Nous abandonnâmes donc les armes sur le sable, pénétrâmes dans l’eau et commençâmes à nager. Le soleil commençait à se coucher et l’eau devint bientôt couleur de l’orange ; et ce n’est qu’alors que nous vîmes avec beaucoup de dégoût, des serpents et d’autres reptiles dégoûtants tout autour de nous, à fleur de l’eau et nous sentîmes les assauts d’autres sur nos jambes et sur le dos. Il s’en fallut de peu qu’un menu serpenteau à rayures jaunes et vertes, pas plus long que mon doigt majeur, ne m’entra dans la bouche. Comme si cela n’était pas assez, des nuées de moustiques nous assaillirent, de nombreux se posant sur nos fronts et sur nos oreilles pour en sucer le sang. Priant et nous exhortant les uns les autres, nous poursuivions ; et tout à coup, nous découvrîmes à notre très douloureuse surprise qu’au lieu de la barque de Pierre, une autre rive nous attendait : non pas la Mer de la Pureté que le Pape nous avait assigné comme destination et qui eût du envelopper nos corps, mais au lieu de cela, une grande lagune d’eau saumâtre tout autour.

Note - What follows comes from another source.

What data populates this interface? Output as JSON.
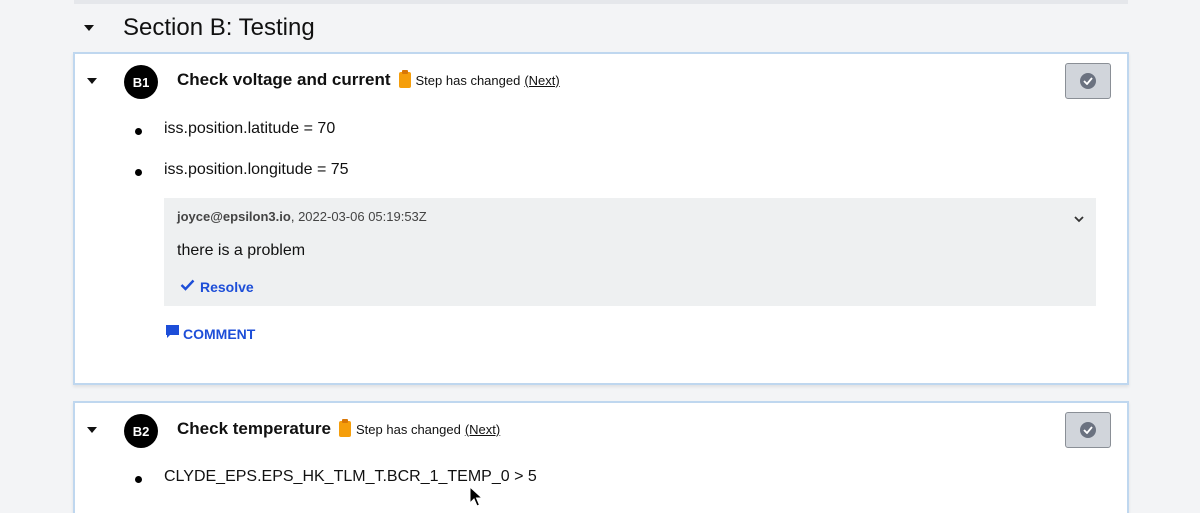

Nous nageâmes jusqu’à cette plage, désormais épuisés, tandis qu’un nombre toujours croissant de reptiles continuaient de nous effleurer, avant d’atteindre la rive, enfin.

Que faire maintenant ? Nous nous laissâmes tomber sur le sable, sans souffle ; mais peu après j’intimai l’ordre de continuer, me mettant debout dans un élan improvisé d’orgueil bien placé. Il faisait presque sombre, désormais.

C’est ce que nous fîmes ; cependant, après quelques pas à peine, un tremblement de terre, étrangement silencieux, déchira instantanément la terre sous nos pieds, ouvrant un gouffre qui engloutit Venerio Salati, à mes côtés, et tous les autres, sauf moi ; en fait, à ce même moment, un bras sortit du brouillard laiteux mystérieusement et brutalement apparu à mes côtés, et sa main dont un des doigts portait l’anneau épiscopal, me saisit.

C’est à ce moment que je me réveillai dans ma chambre de nuit : nous étions encore la nuit entre lundi et mardi.

Ce n’est que plus tard que je compris le sens de ce cauchemar. Il s’y trouvait le futur immédiat et prochain de mes collaborateurs et de moi-même : des années plus tard, Paul IV, en proie à des manifestations protestantes similaires, avait rallumé avec la plus grande diligence, la chasse aux âmes errantes, plus horrible comme jamais. Le futur cardinal Gabriele Micheli s’était mobilisé contre la volonté criminelle du Pape et réussit, tant bien que mal, à faire condamner une partie des inculpés à la détention, sinon à mort : on agrandit la prison de l’Inquisition pour contenir tous les détenus. Cependant le massacre fut épouvantable, y compris celui de Angelo Rissoni et Veniero Salati, devenu tout à coup Juge Général à ma place. Le cardinal Micheli, sur ordre direct de sa Sainteté, avait été emprisonné sans procès et libéré seulement à la mort de cet excellent Pape. Moi seul survécus indemne à toutes les persécutions, vivant comme un simple pénitent, inconnu, dans un couvent ermite que j’avais intégré un an après ce songe dantesque.

Pourtant, je ne saisis pas immédiatement le sens de l’allégorie, toutefois celle-ci révéla tout de suite avec rassurance, que l’exclamation entendue vers la moitié du mauvais rêve, « Orgueil », était un avertissement, et qu’il m’était adressé par le Bien, et non par Satan.